He nods. He looks like he might have been expecting this. “Are you sure about this?”
“Positive.”
“You’ll still be investigated, you know that, right?”
“I know that,” I tell him.
“Show us where he is,” he tells me, and then I lead them back into the woods, back towards Schroder, back to show them exactly what karma looks like.
Acknowledgments
It’s weird . . . scary weird, that this is book number eight. Scary weird to see the years flying by and to see that I’ve finally caught up in age with Tate. He was almost ten years older than me when I came up with the idea for his first novel. Now we’re both saying goodbye to our thirties. I might make him ninety in the next book just so I can feel younger, and I might make him bald at forty-one so I can feel better about that too. It’s not much of a guess as to where I got the idea for his old-man knees.
The novel was written on different sides of the world, the first half over the summer in New Zealand, then the second half over the summer in England. Then back to New Zealand for the following summer to edit it. I’m a summer guy. I try to avoid winter when I can. I’ve avoided a bunch of them over the last six or seven years. Bits of the novel were written in hotel rooms in the US, or France, or Germany—my mind never far from what Tate and Schroder were up to.

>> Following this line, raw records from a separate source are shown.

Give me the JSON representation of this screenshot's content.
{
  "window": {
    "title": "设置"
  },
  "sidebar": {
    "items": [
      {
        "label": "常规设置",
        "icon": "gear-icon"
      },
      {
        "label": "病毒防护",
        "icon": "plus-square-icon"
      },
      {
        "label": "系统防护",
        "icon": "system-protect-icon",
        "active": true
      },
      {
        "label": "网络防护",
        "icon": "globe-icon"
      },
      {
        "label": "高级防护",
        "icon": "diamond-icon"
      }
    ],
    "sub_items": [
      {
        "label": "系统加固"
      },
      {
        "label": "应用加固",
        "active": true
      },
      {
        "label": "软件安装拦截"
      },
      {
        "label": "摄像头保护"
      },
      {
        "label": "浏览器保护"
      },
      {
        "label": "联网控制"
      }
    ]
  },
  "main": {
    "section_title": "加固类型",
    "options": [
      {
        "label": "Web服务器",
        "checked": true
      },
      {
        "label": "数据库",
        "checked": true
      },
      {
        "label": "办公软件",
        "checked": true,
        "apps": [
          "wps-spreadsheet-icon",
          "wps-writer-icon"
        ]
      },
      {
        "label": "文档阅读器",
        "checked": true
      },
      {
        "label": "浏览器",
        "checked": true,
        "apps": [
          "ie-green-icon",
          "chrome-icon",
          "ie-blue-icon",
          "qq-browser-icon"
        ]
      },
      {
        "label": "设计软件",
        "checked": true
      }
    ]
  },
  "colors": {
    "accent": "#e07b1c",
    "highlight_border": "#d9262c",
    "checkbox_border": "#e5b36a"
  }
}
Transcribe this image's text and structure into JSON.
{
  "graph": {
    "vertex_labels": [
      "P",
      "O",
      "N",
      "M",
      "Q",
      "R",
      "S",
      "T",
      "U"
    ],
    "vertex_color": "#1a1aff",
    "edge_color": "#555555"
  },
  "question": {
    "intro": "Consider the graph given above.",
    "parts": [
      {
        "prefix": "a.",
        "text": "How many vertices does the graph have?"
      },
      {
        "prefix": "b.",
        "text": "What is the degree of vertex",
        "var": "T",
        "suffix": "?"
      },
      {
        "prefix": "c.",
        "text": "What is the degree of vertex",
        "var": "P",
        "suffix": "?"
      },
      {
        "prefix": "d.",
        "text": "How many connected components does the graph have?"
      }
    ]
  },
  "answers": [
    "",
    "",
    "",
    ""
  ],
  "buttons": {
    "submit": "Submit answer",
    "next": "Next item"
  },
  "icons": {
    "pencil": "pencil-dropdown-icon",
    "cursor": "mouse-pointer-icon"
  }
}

Like the seven books before it, Five Minutes Alone has been made better by the wonderful team at Atria. My editor, Sarah Branham, is amazing, and every year I’m so thankful to know I’m in good hands, that her feedback will always send me in the right direction. To the rest of the team—Judith Curr, Mellony Torres, Janice Fryer, Lisa Keim, Emily Bestler, Isolde Sauer, and all the others—thank you so much for giving me and my books a home.
Heading across the Atlantic and I’d like to say thanks once again to Jane Gregory of Gregory and Company—without Jane I’d be lost. Also Stephanie Glencross, Jane’s in-house editor who also happens to be, in my opinion, the best editor in the UK. And Claire Morris, who gets the books into other parts of the world, sometimes into places I’ve never heard of.
Of course I’d like to thank you as well, the reader. Over the years I’ve had some truly amazing emails and messages from many of you, and getting to travel and meet people at festivals and signings is the highlight of being a writer. I’ve said it before and I’ll say it again . . . you guys are the reason I like to make bad things happen.
Paul Cleave
June 2014—Christchurch
About the Author
Photograph by Martin Hunter
Paul Cleave is the author of seven award-winning, internationally bestselling thrillers, most recently, Joe Victim. He lives in Christchurch, New Zealand. Visit his website at PaulCleave.com.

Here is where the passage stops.